Каганов парой затяжек дожёг папиросу. Затем попросил ещё одну, которую и взял и прикурил уже с меньшими проблемами. Похоже хоть самую малость, но успокоился. И снова заговорил.
– Лёш, тут вот что. Моя бывшая подружка, она сейчас… с Георгием Андреевичем общается.
– С Молчаномым?
– Ага, с ним.
– И общается, как я понял, не о рабочих делах, – усмехнулся я. – Надеюсь, ты не из-за страданий по бывшей любовнице такой потерянный.
– Какие страдания, о чём ты, – печально вздохнул Каганов. – До баб ли мне сейчас. Просто я её час назад видел, когда в архив спускался, документ нужно было взять. Она меня по старой памяти и предупредила.
– Так, а вот сейчас стало куда интереснее. О чём?
Чекист переступил с ноги на ногу, поморщился от внезапного порыва ветра, быстро впрочем утихшего. Явно собирался с силами, чтобы даже заговорить. А ведь сам меня сюда притащил. И хочется ему, и колется. Ну-ну!
– Товарищ Сталин в ярости. Он звонил Молчанову в кабинет и так орал…
– Прямо так и орал?
– Сонечка слышала, она тогда была там. Ну ты понимаешь.
Понимаю. Утро, чашечка кофе, любовница прямо на рабочем месте. Может на столе, а возможно что и в кресле. Кресла у начальства, они такие. удобные во всех отношениях. Получается, в этот самый момент звонок, на который нельзя не ответить. И выставить любовницу нельзя, потому как почти не одетая, да выскакивающая в приёмную… То ещё было бы впечатление. Неудивительно, что этой самой Соне удалось услышать то, что для её ушек совсем не предназначалось.
– Почему ты решил поделиться столь важными сведениями со мной?
– Ну мы же друзья… Ай, ладно, – обреченно махну рукой Каганов. – Ты у Артузова на хорошем счету, а к начальнику ИНО у товарища Сталина вроде претензий не было.
– Из разговора прямо так чётко было ясно?
– Куда уж понятнее.
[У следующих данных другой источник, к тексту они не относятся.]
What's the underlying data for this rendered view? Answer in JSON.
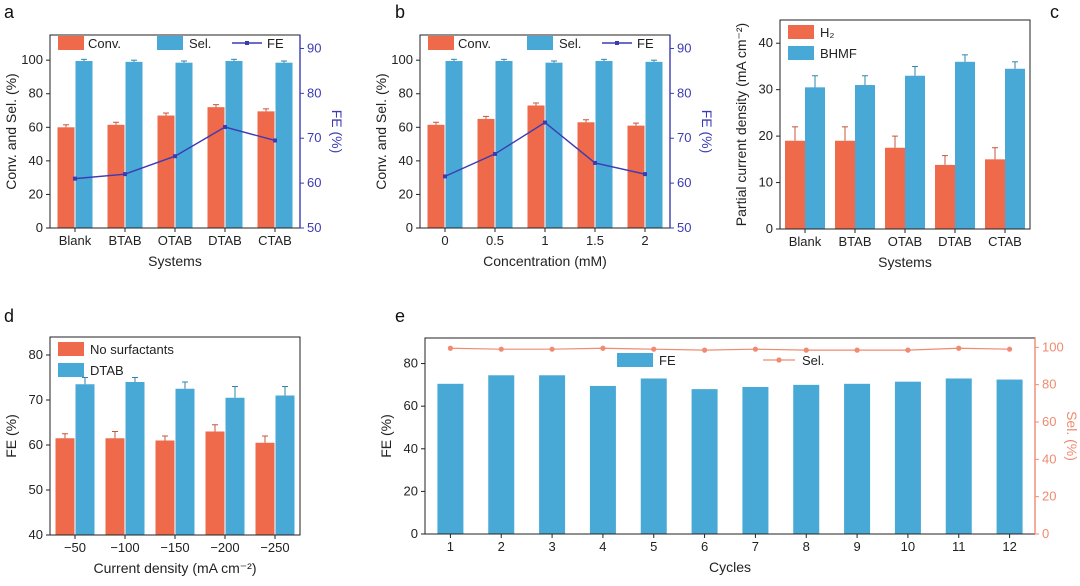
{
  "colors": {
    "orange": "#EE6A4A",
    "blue": "#48A9D6",
    "purple": "#3B3BB3",
    "sel": "#F08A70"
  },
  "chart_data": [
    {
      "panel": "a",
      "type": "bar",
      "categories": [
        "Blank",
        "BTAB",
        "OTAB",
        "DTAB",
        "CTAB"
      ],
      "series": [
        {
          "name": "Conv.",
          "values": [
            60,
            61.5,
            67,
            72,
            69.5
          ],
          "errors": [
            1.5,
            1.5,
            1.5,
            1.5,
            1.5
          ],
          "color": "orange"
        },
        {
          "name": "Sel.",
          "values": [
            99.5,
            99,
            98.5,
            99.5,
            98.5
          ],
          "errors": [
            1,
            1,
            1,
            1,
            1
          ],
          "color": "blue"
        }
      ],
      "line": {
        "name": "FE",
        "values": [
          61,
          62,
          66,
          72.5,
          69.5
        ],
        "axis": "right",
        "color": "purple"
      },
      "xlabel": "Systems",
      "ylabel": "Conv. and Sel. (%)",
      "y2label": "FE (%)",
      "ylim": [
        0,
        115
      ],
      "yticks": [
        0,
        20,
        40,
        60,
        80,
        100
      ],
      "y2lim": [
        50,
        93
      ],
      "y2ticks": [
        50,
        60,
        70,
        80,
        90
      ]
    },
    {
      "panel": "b",
      "type": "bar",
      "categories": [
        "0",
        "0.5",
        "1",
        "1.5",
        "2"
      ],
      "series": [
        {
          "name": "Conv.",
          "values": [
            61.5,
            65,
            73,
            63,
            61
          ],
          "errors": [
            1.5,
            1.5,
            1.5,
            1.5,
            1.5
          ],
          "color": "orange"
        },
        {
          "name": "Sel.",
          "values": [
            99.5,
            99.5,
            98.5,
            99.5,
            99
          ],
          "errors": [
            1,
            1,
            1,
            1,
            1
          ],
          "color": "blue"
        }
      ],
      "line": {
        "name": "FE",
        "values": [
          61.5,
          66.5,
          73.5,
          64.5,
          62
        ],
        "axis": "right",
        "color": "purple"
      },
      "xlabel": "Concentration (mM)",
      "ylabel": "Conv. and Sel. (%)",
      "y2label": "FE (%)",
      "ylim": [
        0,
        115
      ],
      "yticks": [
        0,
        20,
        40,
        60,
        80,
        100
      ],
      "y2lim": [
        50,
        93
      ],
      "y2ticks": [
        50,
        60,
        70,
        80,
        90
      ]
    },
    {
      "panel": "c",
      "type": "bar",
      "categories": [
        "Blank",
        "BTAB",
        "OTAB",
        "DTAB",
        "CTAB"
      ],
      "series": [
        {
          "name": "H₂",
          "values": [
            19,
            19,
            17.5,
            13.8,
            15
          ],
          "errors": [
            3,
            3,
            2.5,
            2,
            2.5
          ],
          "color": "orange"
        },
        {
          "name": "BHMF",
          "values": [
            30.5,
            31,
            33,
            36,
            34.5
          ],
          "errors": [
            2.5,
            2,
            2,
            1.5,
            1.5
          ],
          "color": "blue"
        }
      ],
      "xlabel": "Systems",
      "ylabel": "Partial current density (mA cm⁻²)",
      "ylim": [
        0,
        45
      ],
      "yticks": [
        0,
        10,
        20,
        30,
        40
      ]
    },
    {
      "panel": "d",
      "type": "bar",
      "categories": [
        "−50",
        "−100",
        "−150",
        "−200",
        "−250"
      ],
      "series": [
        {
          "name": "No surfactants",
          "values": [
            61.5,
            61.5,
            61,
            63,
            60.5
          ],
          "errors": [
            1,
            1.5,
            1,
            1.5,
            1.5
          ],
          "color": "orange"
        },
        {
          "name": "DTAB",
          "values": [
            73.5,
            74,
            72.5,
            70.5,
            71
          ],
          "errors": [
            1.5,
            1,
            1.5,
            2.5,
            2
          ],
          "color": "blue"
        }
      ],
      "xlabel": "Current density (mA cm⁻²)",
      "ylabel": "FE (%)",
      "ylim": [
        40,
        84
      ],
      "yticks": [
        40,
        50,
        60,
        70,
        80
      ]
    },
    {
      "panel": "e",
      "type": "bar",
      "categories": [
        "1",
        "2",
        "3",
        "4",
        "5",
        "6",
        "7",
        "8",
        "9",
        "10",
        "11",
        "12"
      ],
      "series": [
        {
          "name": "FE",
          "values": [
            70.5,
            74.5,
            74.5,
            69.5,
            73,
            68,
            69,
            70,
            70.5,
            71.5,
            73,
            72.5
          ],
          "color": "blue"
        }
      ],
      "line": {
        "name": "Sel.",
        "values": [
          99.5,
          99,
          99,
          99.5,
          99,
          98.5,
          99,
          98.5,
          98.5,
          98.5,
          99.5,
          99
        ],
        "axis": "right",
        "color": "sel"
      },
      "xlabel": "Cycles",
      "ylabel": "FE (%)",
      "y2label": "Sel. (%)",
      "ylim": [
        0,
        92
      ],
      "yticks": [
        0,
        20,
        40,
        60,
        80
      ],
      "y2lim": [
        0,
        105
      ],
      "y2ticks": [
        0,
        20,
        40,
        60,
        80,
        100
      ]
    }
  ]
}
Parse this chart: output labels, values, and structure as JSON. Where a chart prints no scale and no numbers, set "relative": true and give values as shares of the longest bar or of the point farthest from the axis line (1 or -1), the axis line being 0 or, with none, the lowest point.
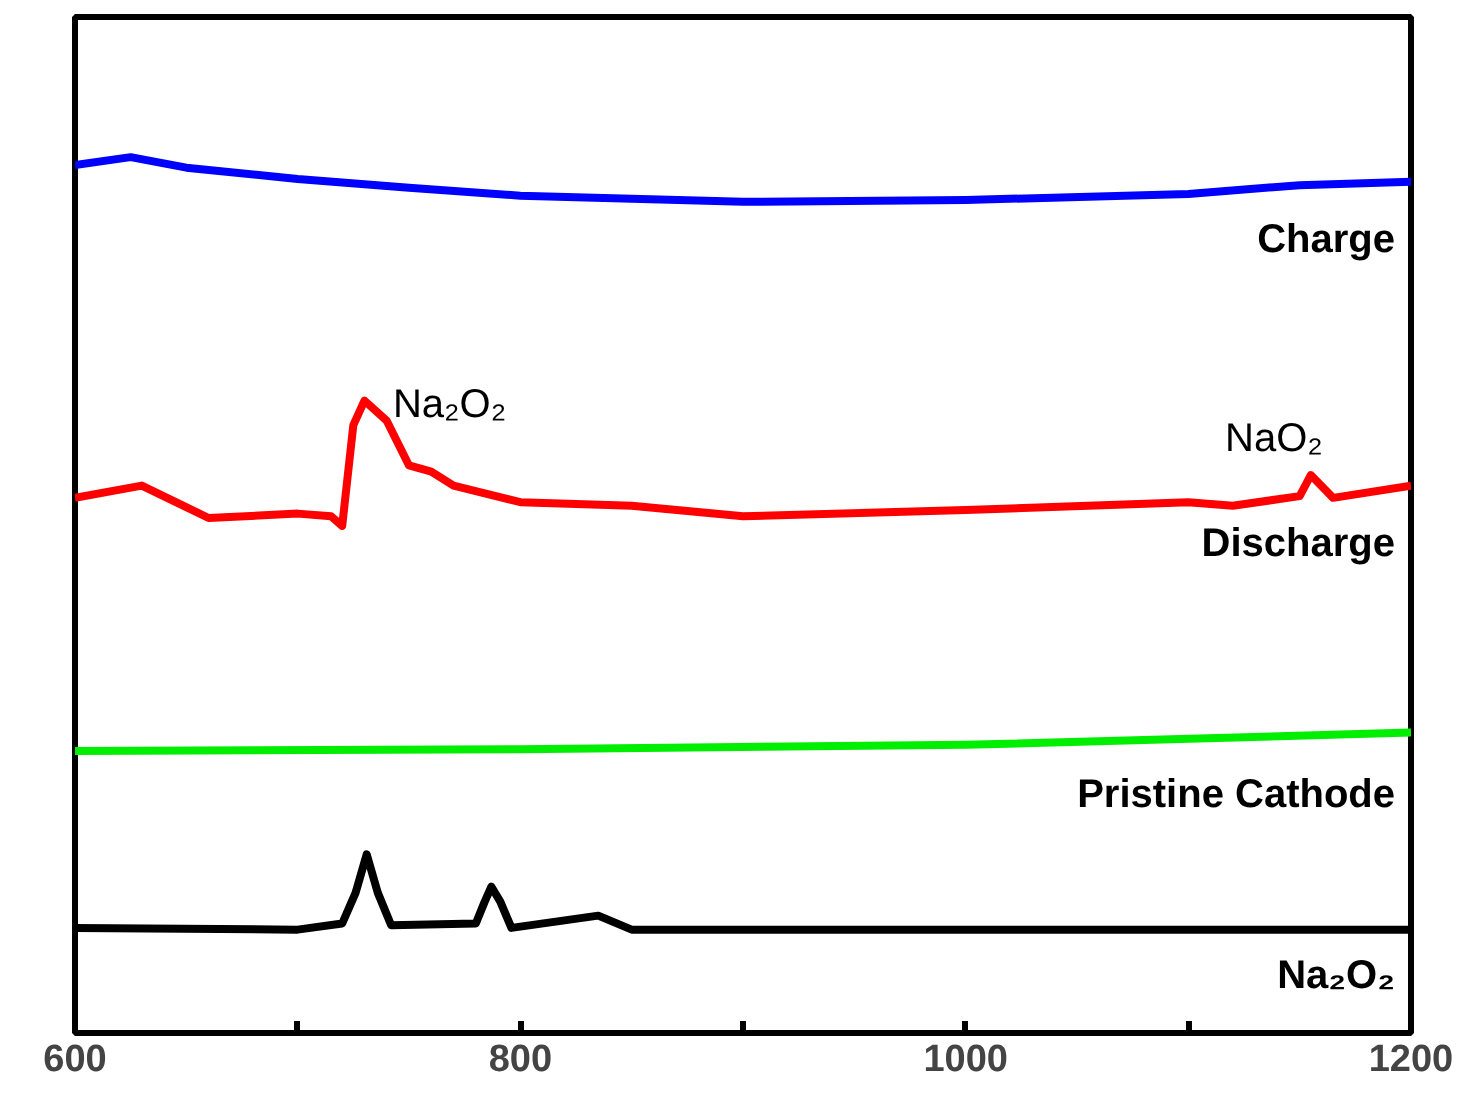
{
  "chart_data": {
    "type": "line",
    "relative": true,
    "xlim": [
      600,
      1200
    ],
    "xticks": [
      600,
      {
        "value": 700,
        "label": null
      },
      800,
      {
        "value": 900,
        "label": null
      },
      1000,
      {
        "value": 1100,
        "label": null
      },
      1200
    ],
    "grid": false,
    "annotations": [
      {
        "text": "Na₂O₂",
        "x": 732,
        "y": 0.722
      },
      {
        "text": "NaO₂",
        "x": 1155,
        "y": 0.637
      }
    ],
    "series": [
      {
        "name": "Charge",
        "color": "#0000ff",
        "x": [
          600,
          625,
          650,
          700,
          750,
          800,
          900,
          1000,
          1100,
          1150,
          1200
        ],
        "values": [
          0.991,
          1.0,
          0.988,
          0.975,
          0.965,
          0.956,
          0.949,
          0.951,
          0.958,
          0.968,
          0.972
        ]
      },
      {
        "name": "Discharge",
        "color": "#ff0000",
        "x": [
          600,
          630,
          660,
          700,
          715,
          720,
          725,
          730,
          740,
          750,
          760,
          770,
          800,
          850,
          900,
          1000,
          1100,
          1120,
          1150,
          1155,
          1165,
          1200
        ],
        "values": [
          0.611,
          0.625,
          0.588,
          0.593,
          0.59,
          0.579,
          0.694,
          0.722,
          0.699,
          0.648,
          0.641,
          0.625,
          0.606,
          0.602,
          0.59,
          0.597,
          0.606,
          0.602,
          0.613,
          0.637,
          0.611,
          0.625
        ]
      },
      {
        "name": "Pristine Cathode",
        "color": "#00ee00",
        "x": [
          600,
          800,
          1000,
          1200
        ],
        "values": [
          0.322,
          0.324,
          0.329,
          0.343
        ]
      },
      {
        "name": "Na₂O₂",
        "color": "#000000",
        "x": [
          600,
          700,
          720,
          726,
          731,
          736,
          742,
          780,
          784,
          787,
          791,
          796,
          835,
          850,
          1000,
          1200
        ],
        "values": [
          0.12,
          0.118,
          0.125,
          0.16,
          0.204,
          0.16,
          0.123,
          0.125,
          0.15,
          0.167,
          0.15,
          0.12,
          0.134,
          0.118,
          0.118,
          0.118
        ]
      }
    ]
  }
}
Товарищ Сталин кричал, что хоть в Иностранном отделе не всё хорошо, но они хоть что-то делают. Троцкого ликвидировали, врагов хоть в лицах не всегда определяют, но угрозу чувствуют. Настоявшую, а не ту, которую по политическим надобностям. Про охрану руководства партии нелестно отзывался. Головы полетят… если только до конца месяца виновных не найдут. Настоящих, а не назначенных.
– Все по разговору?
– Н-нет, – заикаясь от волнения, помотал головой чекист. Отбросил окурок, вновь стрельнул у меня папиросу и опять продолжил исповедоваться. – Соня вот что дословно запомнила уже к концу того разговора: «…не сможете найти тех, кто Сергея убил, я половину вашего ОГПУ разгоню. Совсем работать разучились, только ордена носить и важно пыжиться можете, прошлыми заслугами прикрываясь».
Сильно сказано. А у горца этого угрозы редко когда остаются словами, он их всегда рад по малейшему поводу в дело воплотить. Сейчас же и вовсе повод и поводов. Ещё чувствовался страх. Джугашвили однозначно стал серьёзно бояться за целостность своей потрёпанной шкуры, вот и бесится. Такое его поведение позволит сделать ещё несколько шагов. Что же до того, кто принёс мне эту очаровательную новость…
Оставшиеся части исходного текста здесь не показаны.